Step 2 : Making of Rice flour cover & shaping the Modak
  • At first boil the water in a kadai. Add salt and 1 teaspoon of ghee into the water.
  • Then put the flame on low and add rice flour. Give it a quick mix. At this point you will get a lumpy mixture.
  • Now cover the kadai with a lid and turn the gas off. Wait for 5 minutes and let the mixture steam in the residual heat.
  • Then transfer the warm mixture into a plate. Knead it to make smooth, soft and crack free dough. Use additional water if needed to get the right consistency of the dough.
  • After that divide the dough into 12 equal parts and shape them round. Cover them with a damp cloth to prevent from drying out.
  • Now grease your hand with ghee. Take out one round ball and flatten it to a puri size circle by your fingers. The edge of the circle must be thinner than its centre. Now pinch off very little dough to make pleat on the outer side. With ½ inch gap you can make as many pleats as possible. Put 1- 1½ tbspoon full of coconut filling at the centre. Bring together all the pleats gently and seal giving a good shape.
  • Repeat the procedure for rest of the balls.
  • Always cover the ‘modak’ or dumplings after shaping them and till they are not going to the steamer.  

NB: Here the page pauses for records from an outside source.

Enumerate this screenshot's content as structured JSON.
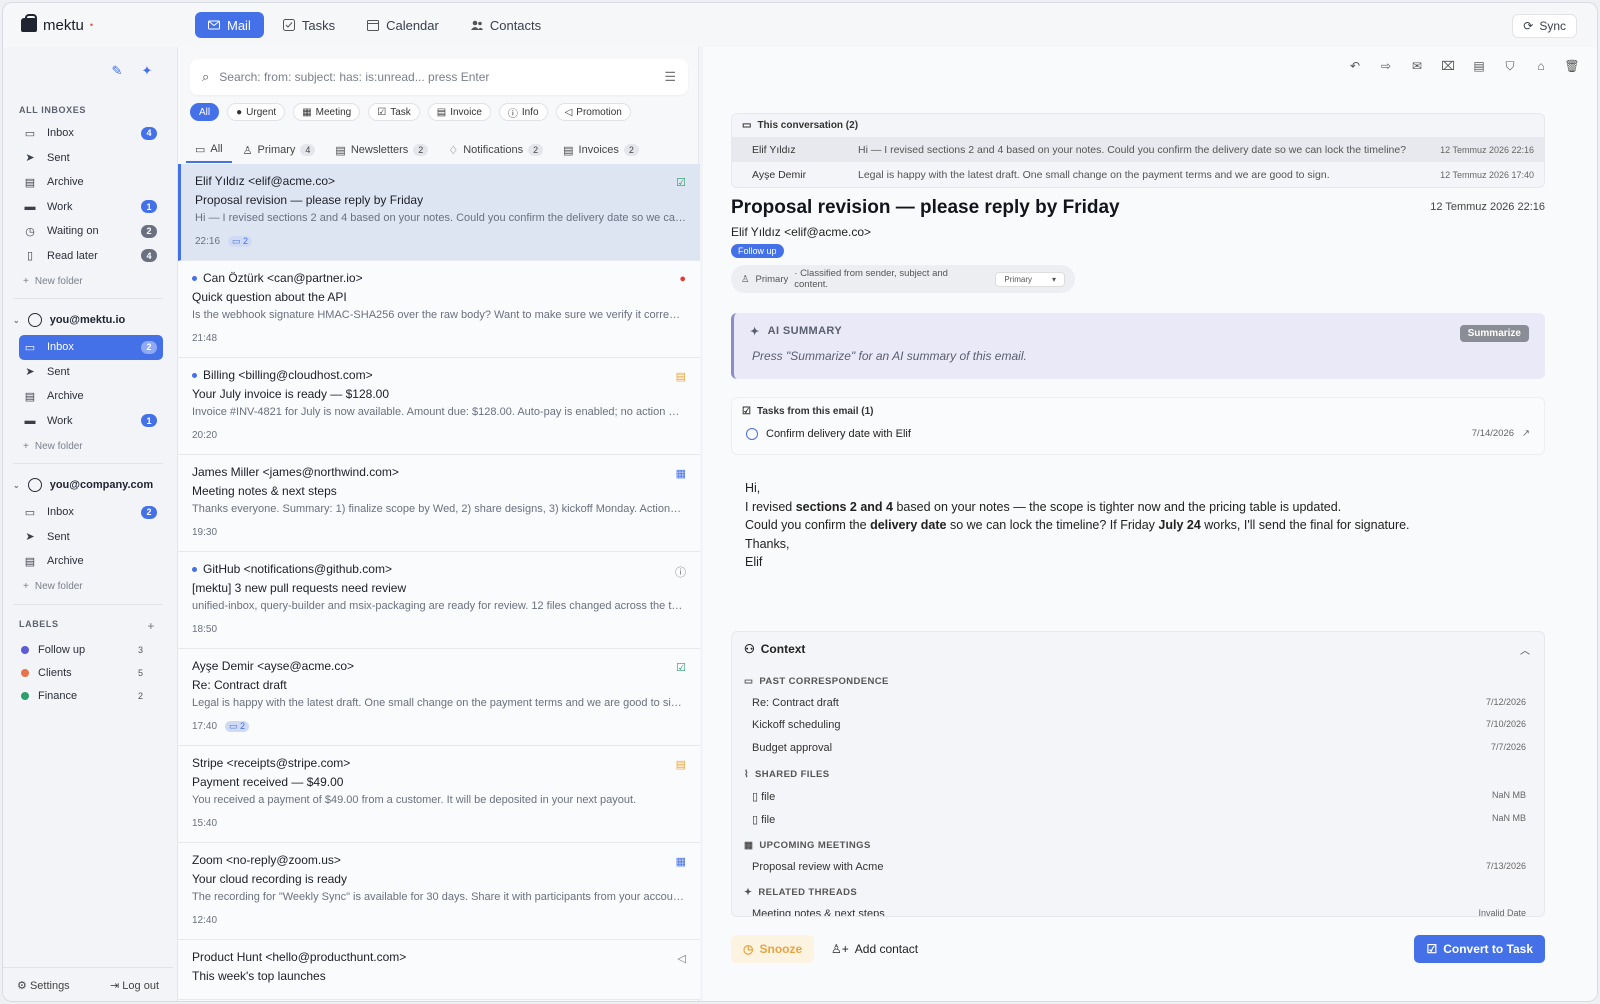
{
  "app": {
    "name": "mektu",
    "sup": "•"
  },
  "topnav": {
    "tabs": [
      {
        "label": "Mail"
      },
      {
        "label": "Tasks"
      },
      {
        "label": "Calendar"
      },
      {
        "label": "Contacts"
      }
    ],
    "sync": "Sync"
  },
  "sidebar": {
    "all_title": "ALL INBOXES",
    "all": [
      {
        "label": "Inbox",
        "count": "4"
      },
      {
        "label": "Sent"
      },
      {
        "label": "Archive"
      },
      {
        "label": "Work",
        "count": "1"
      },
      {
        "label": "Waiting on",
        "count": "2"
      },
      {
        "label": "Read later",
        "count": "4"
      }
    ],
    "new_folder": "New folder",
    "acc1": {
      "name": "you@mektu.io",
      "items": [
        {
          "label": "Inbox",
          "count": "2"
        },
        {
          "label": "Sent"
        },
        {
          "label": "Archive"
        },
        {
          "label": "Work",
          "count": "1"
        }
      ]
    },
    "acc2": {
      "name": "you@company.com",
      "items": [
        {
          "label": "Inbox",
          "count": "2"
        },
        {
          "label": "Sent"
        },
        {
          "label": "Archive"
        }
      ]
    },
    "labels_title": "LABELS",
    "labels": [
      {
        "label": "Follow up",
        "count": "3",
        "color": "#5b5bd6"
      },
      {
        "label": "Clients",
        "count": "5",
        "color": "#e8734a"
      },
      {
        "label": "Finance",
        "count": "2",
        "color": "#2e9e6b"
      }
    ],
    "settings": "Settings",
    "logout": "Log out"
  },
  "list": {
    "search_placeholder": "Search: from: subject: has: is:unread... press Enter",
    "chips": [
      "All",
      "Urgent",
      "Meeting",
      "Task",
      "Invoice",
      "Info",
      "Promotion"
    ],
    "tabs": [
      {
        "label": "All"
      },
      {
        "label": "Primary",
        "count": "4"
      },
      {
        "label": "Newsletters",
        "count": "2"
      },
      {
        "label": "Notifications",
        "count": "2"
      },
      {
        "label": "Invoices",
        "count": "2"
      }
    ],
    "messages": [
      {
        "from": "Elif Yıldız <elif@acme.co>",
        "subject": "Proposal revision — please reply by Friday",
        "preview": "Hi — I revised sections 2 and 4 based on your notes. Could you confirm the delivery date so we can lo...",
        "time": "22:16",
        "thread": "2"
      },
      {
        "from": "Can Öztürk <can@partner.io>",
        "subject": "Quick question about the API",
        "preview": "Is the webhook signature HMAC-SHA256 over the raw body? Want to make sure we verify it correctly ...",
        "time": "21:48"
      },
      {
        "from": "Billing <billing@cloudhost.com>",
        "subject": "Your July invoice is ready — $128.00",
        "preview": "Invoice #INV-4821 for July is now available. Amount due: $128.00. Auto-pay is enabled; no action nee...",
        "time": "20:20"
      },
      {
        "from": "James Miller <james@northwind.com>",
        "subject": "Meeting notes & next steps",
        "preview": "Thanks everyone. Summary: 1) finalize scope by Wed, 2) share designs, 3) kickoff Monday. Action ite...",
        "time": "19:30"
      },
      {
        "from": "GitHub <notifications@github.com>",
        "subject": "[mektu] 3 new pull requests need review",
        "preview": "unified-inbox, query-builder and msix-packaging are ready for review. 12 files changed across the thre...",
        "time": "18:50"
      },
      {
        "from": "Ayşe Demir <ayse@acme.co>",
        "subject": "Re: Contract draft",
        "preview": "Legal is happy with the latest draft. One small change on the payment terms and we are good to sign.",
        "time": "17:40",
        "thread": "2"
      },
      {
        "from": "Stripe <receipts@stripe.com>",
        "subject": "Payment received — $49.00",
        "preview": "You received a payment of $49.00 from a customer. It will be deposited in your next payout.",
        "time": "15:40"
      },
      {
        "from": "Zoom <no-reply@zoom.us>",
        "subject": "Your cloud recording is ready",
        "preview": "The recording for \"Weekly Sync\" is available for 30 days. Share it with participants from your account.",
        "time": "12:40"
      },
      {
        "from": "Product Hunt <hello@producthunt.com>",
        "subject": "This week's top launches",
        "preview": "",
        "time": ""
      }
    ]
  },
  "reader": {
    "conv_title": "This conversation (2)",
    "conv": [
      {
        "name": "Elif Yıldız",
        "text": "Hi — I revised sections 2 and 4 based on your notes. Could you confirm the delivery date so we can lock the timeline?",
        "date": "12 Temmuz 2026 22:16"
      },
      {
        "name": "Ayşe Demir",
        "text": "Legal is happy with the latest draft. One small change on the payment terms and we are good to sign.",
        "date": "12 Temmuz 2026 17:40"
      }
    ],
    "title": "Proposal revision — please reply by Friday",
    "date": "12 Temmuz 2026 22:16",
    "from": "Elif Yıldız <elif@acme.co>",
    "tag": "Follow up",
    "classif_label": "Primary",
    "classif_text": "· Classified from sender, subject and content.",
    "classif_select": "Primary",
    "ai_title": "AI SUMMARY",
    "ai_text": "Press \"Summarize\" for an AI summary of this email.",
    "ai_button": "Summarize",
    "tasks_title": "Tasks from this email (1)",
    "task": "Confirm delivery date with Elif",
    "task_date": "7/14/2026",
    "body": {
      "greeting": "Hi,",
      "l1a": "I revised ",
      "l1b": "sections 2 and 4",
      "l1c": " based on your notes — the scope is tighter now and the pricing table is updated.",
      "l2a": "Could you confirm the ",
      "l2b": "delivery date",
      "l2c": " so we can lock the timeline? If Friday ",
      "l2d": "July 24",
      "l2e": " works, I'll send the final for signature.",
      "thanks": "Thanks,",
      "sign": "Elif"
    },
    "context_title": "Context",
    "past_title": "PAST CORRESPONDENCE",
    "past": [
      {
        "label": "Re: Contract draft",
        "date": "7/12/2026"
      },
      {
        "label": "Kickoff scheduling",
        "date": "7/10/2026"
      },
      {
        "label": "Budget approval",
        "date": "7/7/2026"
      }
    ],
    "files_title": "SHARED FILES",
    "files": [
      {
        "label": "file",
        "size": "NaN MB"
      },
      {
        "label": "file",
        "size": "NaN MB"
      }
    ],
    "meet_title": "UPCOMING MEETINGS",
    "meet": [
      {
        "label": "Proposal review with Acme",
        "date": "7/13/2026"
      }
    ],
    "related_title": "RELATED THREADS",
    "related": [
      {
        "label": "Meeting notes & next steps",
        "date": "Invalid Date"
      }
    ],
    "snooze": "Snooze",
    "add_contact": "Add contact",
    "convert": "Convert to Task"
  }
}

Step 3 : Steaming of Modak
  • Boil 2 cups of water in a steamer.
  • Then grease the steamer plate with ghee.
  • Now place the modak in the steamer plate and steam for 10 minutes on medium flame. Do not overcrowd the plate.  
  • After that switch off the gas and rest for a while.
  • Now modak is ready to be offered to lord Ganesha.

Note :

  1. Number of modak may increase or decrease depending on its size.
  2. Adjust the sweetness of the coconut filling according to your taste.
  3. Always cover the dough and the modak with a damp cloth until it is using. It will help you to get a crack free modak.
  4. Use same cup for measuring water and rice flour.